One example of such an upgrade within the network was the introduction of a TLV encoding for the routing information encoded within the onion packets. The prior format used a hard-coded fixed-length message format to communicate information such as the next hop. As this format was fixed it meant that new protocol-level upgrades weren’t possible. The move to the more flexible TLV format meant that after this upgrade, any sort of feature that modified the type of information communicated at each hop could be rolled out at will.

It’s worth mentioning that the TLV onion upgrade was a sort of "soft" internal network upgrade, in that if a payment wasn’t using any new feature beyond that new routing information encoding, then a payment could be transmitted using a mixed set of nodes.

End-to-End Upgrades

To contrast the internal network upgrade, in this section we describe the end to end network upgrade. This upgrade mechanism differs from the internal network upgrade in that it only requires the "ends" of the payment, the sender and recipient to upgrade.

This type of upgrade allows for a wide array of unrestricted innovation within the network. Because of the onion encrypted nature of payments within the network, those forwarding HTLCs within the center of the network may not even know that new features are being utilized.

One example of an end-to-end upgrade within the network was the roll-out of multi-part payments (MPP). MPP is a protocol-level feature that enables a single payment to be split into multiple parts or paths, to be assembled at the recipient for settlement. The roll out our MPP was coupled with a new node_announcement level feature bit that indicates that the recipient knows how to handle partial payments. Assuming a sender and recipient know about each other (possibly via a BOLT 11 invoice), then they’re able to use the new feature without any further negotiation.

Another example of an end-to-end upgrade are the various types of "spontaneous" payments deployed within the network. One early type of spontaneous payments called keysend worked by simply placing the pre-image of a payment within the encrypted onion. Upon receipt, the destination would decrypt the pre-image, then use that to settle the payment. As the entire packet is end-to-end encrypted, this payment type was safe, since none of the intermediate nodes are able to fully unwrap the onion to uncover the payment pre-image.

Channel Construction Level Updates

The final broad category of updates are those that happen at the channel construction level, but which don’t modify the structure of the HTLC used widely within the network. When we say channel construction, we mean how the channel is funded or created. As an example, the eltoo channel type can be rolled out within the network using a new node_announcement level feature bit as well as a channel_announcement level feature bit. Only the two peers on the sides of the channels needs to understand and advertise these new features. This channel pair can then be used to forward any payment type granted the channel supports it.

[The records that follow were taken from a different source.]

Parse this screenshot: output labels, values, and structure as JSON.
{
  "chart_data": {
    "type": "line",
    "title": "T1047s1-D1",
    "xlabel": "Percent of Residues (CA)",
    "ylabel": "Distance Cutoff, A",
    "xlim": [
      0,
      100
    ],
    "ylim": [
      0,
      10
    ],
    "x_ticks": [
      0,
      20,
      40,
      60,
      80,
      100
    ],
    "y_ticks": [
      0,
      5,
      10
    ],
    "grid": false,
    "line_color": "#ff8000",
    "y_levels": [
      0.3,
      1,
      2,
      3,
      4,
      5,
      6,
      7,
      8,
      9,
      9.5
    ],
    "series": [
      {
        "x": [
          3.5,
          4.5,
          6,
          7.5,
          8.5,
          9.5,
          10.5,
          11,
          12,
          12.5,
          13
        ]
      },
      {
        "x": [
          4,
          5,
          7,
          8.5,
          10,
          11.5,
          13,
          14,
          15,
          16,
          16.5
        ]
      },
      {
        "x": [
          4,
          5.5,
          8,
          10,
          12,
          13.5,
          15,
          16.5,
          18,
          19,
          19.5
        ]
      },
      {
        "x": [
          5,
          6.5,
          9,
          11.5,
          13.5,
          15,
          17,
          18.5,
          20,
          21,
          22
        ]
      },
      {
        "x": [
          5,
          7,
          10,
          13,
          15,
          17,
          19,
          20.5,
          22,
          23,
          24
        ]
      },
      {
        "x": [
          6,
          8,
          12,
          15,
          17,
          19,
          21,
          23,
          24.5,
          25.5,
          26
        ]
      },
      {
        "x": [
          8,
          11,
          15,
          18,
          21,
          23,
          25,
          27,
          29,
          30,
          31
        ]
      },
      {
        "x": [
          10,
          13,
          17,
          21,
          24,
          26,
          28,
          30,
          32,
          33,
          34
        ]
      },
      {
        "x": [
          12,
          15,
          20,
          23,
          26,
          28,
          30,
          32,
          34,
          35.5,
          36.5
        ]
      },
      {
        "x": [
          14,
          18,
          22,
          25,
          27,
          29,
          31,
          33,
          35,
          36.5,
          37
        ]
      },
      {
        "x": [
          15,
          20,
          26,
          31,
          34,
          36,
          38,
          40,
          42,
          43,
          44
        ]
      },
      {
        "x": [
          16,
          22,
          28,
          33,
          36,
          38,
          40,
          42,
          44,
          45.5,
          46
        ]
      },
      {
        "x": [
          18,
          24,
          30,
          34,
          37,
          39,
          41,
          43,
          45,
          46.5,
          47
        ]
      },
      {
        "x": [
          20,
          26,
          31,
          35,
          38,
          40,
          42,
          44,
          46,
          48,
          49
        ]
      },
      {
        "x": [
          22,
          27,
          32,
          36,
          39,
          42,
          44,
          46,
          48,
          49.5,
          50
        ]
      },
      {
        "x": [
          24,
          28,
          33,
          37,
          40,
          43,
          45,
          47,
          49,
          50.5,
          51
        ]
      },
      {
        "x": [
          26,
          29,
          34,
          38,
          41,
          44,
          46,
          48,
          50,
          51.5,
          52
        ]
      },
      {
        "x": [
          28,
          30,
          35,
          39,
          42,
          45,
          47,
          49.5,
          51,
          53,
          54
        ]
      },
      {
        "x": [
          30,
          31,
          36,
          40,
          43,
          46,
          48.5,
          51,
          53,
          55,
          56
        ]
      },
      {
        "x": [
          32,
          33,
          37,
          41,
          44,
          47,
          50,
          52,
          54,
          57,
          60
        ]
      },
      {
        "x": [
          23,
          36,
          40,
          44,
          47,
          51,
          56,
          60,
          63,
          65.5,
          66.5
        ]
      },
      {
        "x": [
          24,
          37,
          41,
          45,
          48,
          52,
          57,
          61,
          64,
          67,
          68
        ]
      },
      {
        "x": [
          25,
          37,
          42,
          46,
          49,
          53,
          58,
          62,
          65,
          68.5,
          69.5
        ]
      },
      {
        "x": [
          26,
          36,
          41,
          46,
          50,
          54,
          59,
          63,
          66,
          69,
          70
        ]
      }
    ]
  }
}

Another is the "anchor outputs" channel format which allows the commitment fee to be bumped via Bitcoin’s Child-Pays-For-Parent (CPFP) fee management mechanism.

Conclusion

Lightning’s wire protocol is incredibly flexible and allows for rapid innovation and interoperability without strict consensus. It is one of the reasons that the Lightning Network is experiencing much faster development and is attractive to many developers, who might otherwise find Bitcoin’s development style too conservative and slow.